I’ve read a few blogs and even a full front page FT article recently that the power of Facebook is that it’s joining up the web as a single ID platform via Facebook Connect.

The theory is that you won’t need to register with hundreds of websites to leave comments, read articles, etc. – just login using Facebook Connect instead.

There are two reasons I don’t think this will work:

  1. The smart (and big) brands will continue to want to own their own data. Most brands want a direct relationship with their consumers (see prediction #10), and for decades have had to let their retailers/ resdellers have that relationship. I don’t see those same brands rolling over and letting the social networks and App stores having a relationship instead.
  2. I don’t necessarily want my professional colleagues to see my personal information (including photos) and updates, or asking me to be their friend via Facebook. We use Facebook Connect on some of our sites, and the first few people who become a ‘Fan’ of a new Facebook Page are then displayed in Facebook widgets on our sites. Those first few fans are inevitably the employees of the brand or our partner agencies.
    Another way of saying this, is that the distinction between personal and work becomes too blurred. And don’t get me started about me being able to administer my own Facebook groups of friends. 
    This might change in the long term. There is a shift for younger employees to use personal electronic devices (especially phones) to connect to work email. Less employees want two computers at home, so they’ll do all their personal tasks on their work laptop. The distinction between work and personal devices will keep blending in the medium to long term.
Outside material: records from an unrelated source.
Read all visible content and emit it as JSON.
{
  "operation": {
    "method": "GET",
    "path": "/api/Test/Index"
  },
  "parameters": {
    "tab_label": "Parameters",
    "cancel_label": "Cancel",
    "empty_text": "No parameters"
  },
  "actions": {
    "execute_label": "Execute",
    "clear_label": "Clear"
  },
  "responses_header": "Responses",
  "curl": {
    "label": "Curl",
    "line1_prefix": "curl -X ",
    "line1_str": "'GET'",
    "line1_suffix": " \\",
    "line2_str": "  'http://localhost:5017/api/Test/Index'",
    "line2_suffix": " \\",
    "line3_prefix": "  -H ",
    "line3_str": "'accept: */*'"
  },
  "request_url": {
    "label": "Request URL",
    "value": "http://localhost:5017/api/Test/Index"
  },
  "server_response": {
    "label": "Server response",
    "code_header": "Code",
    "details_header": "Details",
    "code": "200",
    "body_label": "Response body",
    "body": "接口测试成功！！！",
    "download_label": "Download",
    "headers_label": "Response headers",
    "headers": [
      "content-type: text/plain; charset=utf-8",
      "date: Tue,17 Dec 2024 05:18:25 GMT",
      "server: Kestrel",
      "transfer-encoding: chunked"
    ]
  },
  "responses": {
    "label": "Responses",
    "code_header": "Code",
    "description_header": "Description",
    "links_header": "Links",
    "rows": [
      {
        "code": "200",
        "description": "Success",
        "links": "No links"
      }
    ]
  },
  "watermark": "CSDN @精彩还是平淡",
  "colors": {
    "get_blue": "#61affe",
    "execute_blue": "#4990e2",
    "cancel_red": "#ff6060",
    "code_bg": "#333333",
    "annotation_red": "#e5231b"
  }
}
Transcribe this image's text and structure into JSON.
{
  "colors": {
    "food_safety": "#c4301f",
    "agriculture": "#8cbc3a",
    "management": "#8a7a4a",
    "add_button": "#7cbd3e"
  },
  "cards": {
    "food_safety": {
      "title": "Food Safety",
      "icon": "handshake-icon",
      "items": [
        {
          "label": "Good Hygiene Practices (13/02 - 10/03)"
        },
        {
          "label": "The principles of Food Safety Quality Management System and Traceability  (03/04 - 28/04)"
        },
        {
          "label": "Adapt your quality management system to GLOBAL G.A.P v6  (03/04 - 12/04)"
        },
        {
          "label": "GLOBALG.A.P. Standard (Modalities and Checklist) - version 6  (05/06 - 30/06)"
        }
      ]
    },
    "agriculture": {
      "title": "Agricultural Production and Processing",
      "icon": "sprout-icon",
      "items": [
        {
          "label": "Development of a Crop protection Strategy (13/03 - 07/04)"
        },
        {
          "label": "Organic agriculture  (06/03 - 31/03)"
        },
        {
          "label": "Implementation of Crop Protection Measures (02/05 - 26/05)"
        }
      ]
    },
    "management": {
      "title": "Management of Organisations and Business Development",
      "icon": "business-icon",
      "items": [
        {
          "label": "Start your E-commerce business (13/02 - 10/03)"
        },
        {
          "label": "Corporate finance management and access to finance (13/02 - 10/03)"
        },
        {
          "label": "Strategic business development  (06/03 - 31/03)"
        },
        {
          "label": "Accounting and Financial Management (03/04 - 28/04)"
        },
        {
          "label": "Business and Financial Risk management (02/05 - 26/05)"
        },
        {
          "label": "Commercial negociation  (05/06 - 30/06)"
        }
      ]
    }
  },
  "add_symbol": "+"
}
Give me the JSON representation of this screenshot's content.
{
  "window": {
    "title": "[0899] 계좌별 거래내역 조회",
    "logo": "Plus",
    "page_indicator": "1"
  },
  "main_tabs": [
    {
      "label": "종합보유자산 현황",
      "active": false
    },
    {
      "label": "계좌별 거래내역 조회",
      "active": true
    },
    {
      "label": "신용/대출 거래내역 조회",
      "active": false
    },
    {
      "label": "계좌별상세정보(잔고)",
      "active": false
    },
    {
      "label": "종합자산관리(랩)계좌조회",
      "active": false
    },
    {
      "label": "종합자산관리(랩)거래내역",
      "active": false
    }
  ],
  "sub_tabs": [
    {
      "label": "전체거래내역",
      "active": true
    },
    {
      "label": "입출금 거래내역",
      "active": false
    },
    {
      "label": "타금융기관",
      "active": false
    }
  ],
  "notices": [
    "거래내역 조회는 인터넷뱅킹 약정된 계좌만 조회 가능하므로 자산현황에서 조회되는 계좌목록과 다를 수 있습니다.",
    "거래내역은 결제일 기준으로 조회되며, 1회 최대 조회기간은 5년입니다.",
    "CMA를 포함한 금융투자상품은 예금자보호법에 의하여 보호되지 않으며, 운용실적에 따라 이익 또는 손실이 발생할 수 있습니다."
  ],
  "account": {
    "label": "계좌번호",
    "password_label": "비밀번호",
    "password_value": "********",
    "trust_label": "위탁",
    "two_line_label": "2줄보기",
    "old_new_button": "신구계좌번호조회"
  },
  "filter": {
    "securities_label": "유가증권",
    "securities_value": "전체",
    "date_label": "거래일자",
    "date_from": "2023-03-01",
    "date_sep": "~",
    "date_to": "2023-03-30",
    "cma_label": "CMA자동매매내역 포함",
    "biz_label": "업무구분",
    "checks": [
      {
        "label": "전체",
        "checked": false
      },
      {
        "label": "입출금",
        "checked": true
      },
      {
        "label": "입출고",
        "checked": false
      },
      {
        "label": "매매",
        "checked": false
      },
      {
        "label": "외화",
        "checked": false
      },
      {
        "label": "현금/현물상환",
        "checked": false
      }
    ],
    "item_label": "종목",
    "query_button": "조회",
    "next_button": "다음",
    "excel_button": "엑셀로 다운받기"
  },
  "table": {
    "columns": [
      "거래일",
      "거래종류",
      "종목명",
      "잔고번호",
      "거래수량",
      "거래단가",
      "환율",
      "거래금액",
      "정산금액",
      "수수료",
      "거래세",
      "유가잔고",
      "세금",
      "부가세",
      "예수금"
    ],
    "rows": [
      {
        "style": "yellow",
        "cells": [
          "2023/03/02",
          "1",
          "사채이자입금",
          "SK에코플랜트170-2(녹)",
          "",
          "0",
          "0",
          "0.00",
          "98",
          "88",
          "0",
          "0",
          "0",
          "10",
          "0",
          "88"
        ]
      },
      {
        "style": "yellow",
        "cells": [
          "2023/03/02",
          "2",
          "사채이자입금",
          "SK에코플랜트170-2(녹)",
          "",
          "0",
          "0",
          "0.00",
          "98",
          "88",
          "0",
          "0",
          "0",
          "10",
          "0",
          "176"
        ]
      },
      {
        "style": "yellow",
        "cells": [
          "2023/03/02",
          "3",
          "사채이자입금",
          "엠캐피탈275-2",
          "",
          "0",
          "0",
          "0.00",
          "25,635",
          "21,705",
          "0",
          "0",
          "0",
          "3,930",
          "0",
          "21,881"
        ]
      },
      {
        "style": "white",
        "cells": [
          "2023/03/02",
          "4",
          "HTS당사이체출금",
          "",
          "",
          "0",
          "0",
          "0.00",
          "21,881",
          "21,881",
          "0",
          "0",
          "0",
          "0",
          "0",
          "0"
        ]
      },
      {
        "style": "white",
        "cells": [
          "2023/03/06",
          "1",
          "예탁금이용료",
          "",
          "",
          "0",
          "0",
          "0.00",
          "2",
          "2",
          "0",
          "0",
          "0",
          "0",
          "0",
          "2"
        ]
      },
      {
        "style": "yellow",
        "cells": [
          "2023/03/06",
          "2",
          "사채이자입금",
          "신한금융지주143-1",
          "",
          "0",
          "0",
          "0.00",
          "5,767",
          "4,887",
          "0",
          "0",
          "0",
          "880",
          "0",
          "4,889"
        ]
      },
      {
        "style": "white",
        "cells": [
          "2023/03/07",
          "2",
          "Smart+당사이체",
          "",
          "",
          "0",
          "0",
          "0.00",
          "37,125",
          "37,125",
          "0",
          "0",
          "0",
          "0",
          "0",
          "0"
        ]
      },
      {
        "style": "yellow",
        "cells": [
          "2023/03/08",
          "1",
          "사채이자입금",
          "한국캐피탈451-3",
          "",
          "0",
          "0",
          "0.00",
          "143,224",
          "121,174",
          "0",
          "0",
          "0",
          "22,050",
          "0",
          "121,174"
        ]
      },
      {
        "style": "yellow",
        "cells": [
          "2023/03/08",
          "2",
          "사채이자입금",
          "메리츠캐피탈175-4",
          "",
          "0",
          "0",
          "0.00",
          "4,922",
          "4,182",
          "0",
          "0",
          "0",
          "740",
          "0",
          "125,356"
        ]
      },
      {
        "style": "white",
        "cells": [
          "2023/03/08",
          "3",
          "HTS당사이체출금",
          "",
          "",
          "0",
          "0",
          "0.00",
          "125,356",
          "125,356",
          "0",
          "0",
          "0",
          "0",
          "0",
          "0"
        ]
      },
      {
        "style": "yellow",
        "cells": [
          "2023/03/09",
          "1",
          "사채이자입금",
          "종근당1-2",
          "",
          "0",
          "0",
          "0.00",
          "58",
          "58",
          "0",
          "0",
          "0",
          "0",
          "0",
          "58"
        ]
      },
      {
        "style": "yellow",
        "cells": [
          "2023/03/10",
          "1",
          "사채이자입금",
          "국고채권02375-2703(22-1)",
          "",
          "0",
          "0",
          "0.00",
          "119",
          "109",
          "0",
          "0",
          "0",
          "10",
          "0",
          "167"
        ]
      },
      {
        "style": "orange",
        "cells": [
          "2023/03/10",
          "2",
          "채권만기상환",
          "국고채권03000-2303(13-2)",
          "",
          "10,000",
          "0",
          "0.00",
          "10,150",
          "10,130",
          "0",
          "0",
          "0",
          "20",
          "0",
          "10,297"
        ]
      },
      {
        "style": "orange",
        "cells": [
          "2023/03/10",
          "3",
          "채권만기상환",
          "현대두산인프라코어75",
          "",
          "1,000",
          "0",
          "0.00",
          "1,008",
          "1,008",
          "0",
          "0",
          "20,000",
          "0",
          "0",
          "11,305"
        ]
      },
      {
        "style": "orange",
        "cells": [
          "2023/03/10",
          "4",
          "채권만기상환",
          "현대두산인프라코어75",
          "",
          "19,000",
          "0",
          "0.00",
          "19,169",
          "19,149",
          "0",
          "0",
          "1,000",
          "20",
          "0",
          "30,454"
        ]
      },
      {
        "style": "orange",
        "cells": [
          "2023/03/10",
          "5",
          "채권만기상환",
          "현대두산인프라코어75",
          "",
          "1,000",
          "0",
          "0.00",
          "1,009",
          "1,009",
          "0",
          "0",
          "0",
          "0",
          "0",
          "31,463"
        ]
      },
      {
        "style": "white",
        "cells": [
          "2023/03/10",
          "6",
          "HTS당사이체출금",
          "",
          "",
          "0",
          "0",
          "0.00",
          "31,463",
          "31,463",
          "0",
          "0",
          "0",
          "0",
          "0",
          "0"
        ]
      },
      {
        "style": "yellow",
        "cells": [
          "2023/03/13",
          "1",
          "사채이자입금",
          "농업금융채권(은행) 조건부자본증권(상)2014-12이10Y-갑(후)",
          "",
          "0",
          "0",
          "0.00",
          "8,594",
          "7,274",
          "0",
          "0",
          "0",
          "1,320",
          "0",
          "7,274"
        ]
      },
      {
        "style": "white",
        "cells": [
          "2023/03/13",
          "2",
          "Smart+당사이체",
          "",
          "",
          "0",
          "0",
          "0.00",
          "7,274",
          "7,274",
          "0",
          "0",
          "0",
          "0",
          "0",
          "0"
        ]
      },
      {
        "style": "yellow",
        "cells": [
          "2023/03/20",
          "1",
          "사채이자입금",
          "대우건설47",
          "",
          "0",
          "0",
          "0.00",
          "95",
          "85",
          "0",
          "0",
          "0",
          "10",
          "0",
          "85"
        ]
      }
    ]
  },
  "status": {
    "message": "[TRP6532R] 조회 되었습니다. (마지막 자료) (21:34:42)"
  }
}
One alternative is for LinkedIn to become a professional ID and Facebook to be the personal ID. I post professional updates to my LinkedIn profile, and personal ones in Facebook because I have two sets of ‘contacts’ on both platforms, with a small overlap between the two.

Another alternative is for the ID to be Skype. The beauty of Skype at the moment is that it’s portable (across all my devices and computers), secure (users can only login once, and it’s voice encryption is superb) and because it doesn’t store any personal information (especially stag party photos) it’s ideal.